Local and Regional Anaesthesia
Background and Goal of Study: The loss-of-resistance method sometimes results in difficulty identifying the epidural space, particularly in obese or elderly patients. We developed a new method to confirm epidural puncture by changing epidural pressure (EP) using the Queckenstedt-Stookey test procedure (QST), which increases subarachnoid pressure by pressing the internal jugular vein. The present study evaluated the reliability of this new method.
Materials and Methods: The new method was examined in 30 patients who underwent cervical decompression surgery for cervical myelopathy or ossification of the posterior longitudinal ligament. All patients displayed spinal canal stenosis and received EP monitoring with the QST through a Touhy needle for electrode catheterization at T10-L2 for orthopedic diagnosis. Epidural catheterization was confirmed by electric stimulation (5 mA, 2 Hz) and postoperative radiography.
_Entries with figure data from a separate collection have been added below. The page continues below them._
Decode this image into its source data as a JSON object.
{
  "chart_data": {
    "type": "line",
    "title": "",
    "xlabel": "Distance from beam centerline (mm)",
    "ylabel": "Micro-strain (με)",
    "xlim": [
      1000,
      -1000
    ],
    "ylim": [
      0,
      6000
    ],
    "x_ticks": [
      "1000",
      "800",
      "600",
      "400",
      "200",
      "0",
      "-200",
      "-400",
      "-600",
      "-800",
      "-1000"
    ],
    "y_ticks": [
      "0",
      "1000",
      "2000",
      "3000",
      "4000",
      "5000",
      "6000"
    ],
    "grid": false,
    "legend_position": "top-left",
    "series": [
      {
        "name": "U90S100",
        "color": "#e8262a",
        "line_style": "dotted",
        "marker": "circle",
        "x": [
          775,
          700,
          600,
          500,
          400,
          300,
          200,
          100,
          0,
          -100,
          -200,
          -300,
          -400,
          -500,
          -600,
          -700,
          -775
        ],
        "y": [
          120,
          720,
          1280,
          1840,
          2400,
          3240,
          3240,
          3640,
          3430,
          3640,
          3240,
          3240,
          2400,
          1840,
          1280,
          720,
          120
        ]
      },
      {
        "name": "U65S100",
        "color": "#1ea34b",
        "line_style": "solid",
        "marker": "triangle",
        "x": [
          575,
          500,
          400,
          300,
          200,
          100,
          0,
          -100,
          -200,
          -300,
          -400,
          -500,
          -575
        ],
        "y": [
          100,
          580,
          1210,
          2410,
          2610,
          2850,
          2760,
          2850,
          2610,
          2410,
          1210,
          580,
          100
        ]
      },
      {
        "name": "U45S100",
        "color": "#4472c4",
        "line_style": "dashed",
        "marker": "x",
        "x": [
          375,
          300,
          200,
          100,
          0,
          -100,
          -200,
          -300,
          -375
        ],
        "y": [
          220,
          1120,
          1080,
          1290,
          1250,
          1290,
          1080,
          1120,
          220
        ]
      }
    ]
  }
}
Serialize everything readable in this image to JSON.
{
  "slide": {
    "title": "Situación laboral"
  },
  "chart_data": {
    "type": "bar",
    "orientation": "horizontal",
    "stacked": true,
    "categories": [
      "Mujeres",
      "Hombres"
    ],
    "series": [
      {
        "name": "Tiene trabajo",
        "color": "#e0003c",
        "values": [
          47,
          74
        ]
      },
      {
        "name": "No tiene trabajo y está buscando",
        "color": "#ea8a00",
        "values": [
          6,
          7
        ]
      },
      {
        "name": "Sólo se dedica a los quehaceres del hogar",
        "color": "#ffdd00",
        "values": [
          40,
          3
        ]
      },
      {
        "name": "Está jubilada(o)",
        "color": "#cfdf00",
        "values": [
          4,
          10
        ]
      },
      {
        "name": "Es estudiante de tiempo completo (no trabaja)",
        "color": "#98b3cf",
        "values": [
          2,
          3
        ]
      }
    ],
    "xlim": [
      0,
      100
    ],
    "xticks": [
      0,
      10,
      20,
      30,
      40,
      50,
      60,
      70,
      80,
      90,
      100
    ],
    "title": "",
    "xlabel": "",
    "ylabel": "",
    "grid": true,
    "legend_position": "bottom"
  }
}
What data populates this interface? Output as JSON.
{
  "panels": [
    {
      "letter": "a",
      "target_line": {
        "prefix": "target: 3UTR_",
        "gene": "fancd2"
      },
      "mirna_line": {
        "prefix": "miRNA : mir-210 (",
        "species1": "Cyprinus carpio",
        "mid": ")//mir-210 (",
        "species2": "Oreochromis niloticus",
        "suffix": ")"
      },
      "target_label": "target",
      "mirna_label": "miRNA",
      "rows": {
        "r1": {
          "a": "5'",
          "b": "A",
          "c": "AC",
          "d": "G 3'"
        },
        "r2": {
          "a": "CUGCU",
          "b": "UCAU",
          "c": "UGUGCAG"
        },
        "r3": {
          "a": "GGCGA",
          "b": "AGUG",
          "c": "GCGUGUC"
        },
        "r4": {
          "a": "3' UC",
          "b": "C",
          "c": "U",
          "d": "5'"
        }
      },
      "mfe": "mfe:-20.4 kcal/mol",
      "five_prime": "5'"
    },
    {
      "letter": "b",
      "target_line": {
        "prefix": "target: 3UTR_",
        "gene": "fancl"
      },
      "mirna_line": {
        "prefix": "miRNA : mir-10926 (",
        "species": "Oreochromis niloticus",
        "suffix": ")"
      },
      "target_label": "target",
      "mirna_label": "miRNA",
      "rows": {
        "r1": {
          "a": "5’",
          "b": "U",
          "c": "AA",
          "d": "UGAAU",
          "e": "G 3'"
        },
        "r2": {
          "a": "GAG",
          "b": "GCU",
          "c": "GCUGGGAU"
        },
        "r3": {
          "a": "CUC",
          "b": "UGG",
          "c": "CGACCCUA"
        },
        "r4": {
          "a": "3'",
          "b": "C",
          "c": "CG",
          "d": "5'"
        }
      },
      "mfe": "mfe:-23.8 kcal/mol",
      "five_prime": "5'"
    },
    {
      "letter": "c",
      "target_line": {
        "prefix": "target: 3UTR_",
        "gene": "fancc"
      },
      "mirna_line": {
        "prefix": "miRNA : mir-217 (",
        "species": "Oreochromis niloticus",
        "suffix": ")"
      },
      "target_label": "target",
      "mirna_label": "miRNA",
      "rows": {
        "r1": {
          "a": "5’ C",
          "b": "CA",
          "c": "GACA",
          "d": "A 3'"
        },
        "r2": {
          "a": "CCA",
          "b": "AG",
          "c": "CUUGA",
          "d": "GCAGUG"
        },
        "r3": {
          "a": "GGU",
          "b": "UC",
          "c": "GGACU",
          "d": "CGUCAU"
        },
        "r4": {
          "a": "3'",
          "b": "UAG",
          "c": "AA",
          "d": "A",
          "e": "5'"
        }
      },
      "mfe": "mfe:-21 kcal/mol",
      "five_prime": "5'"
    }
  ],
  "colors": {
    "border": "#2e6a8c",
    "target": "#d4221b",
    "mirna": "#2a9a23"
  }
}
In addition, 50 patients who underwent celiotomy or thoracotomy also received EP monitoring with the QST to confirm epidural puncture for catheterization at T5-L5. Changes in EP were recorded during the QST, and epidural catheterization was confirmed by perioperative analgesic effects and postoperative radiography.
Results and Discussions: Increased EP during the QST was clearly observed in 30 orthopedic patients (mean ΔEP: 5 ± 3 mmHg; range 2-10 mmHg), and the electrode in the epidural space was detected by electrical stimulation and radiography. In the 50 cases of celiotomy or thoracotomy, increased EP and epidural catheterization were observed in 49 patients (mean ΔEP: 4 ± 2 mmHg; range 2-11 mmHg), although no change in EP was observed in 1 case with the catheter tip in the thoracic cavity.
Conclusion(s): EP monitoring combined with the QST could offer a good method for confirming epidural puncture when results from the loss-of-resistance method are unclear.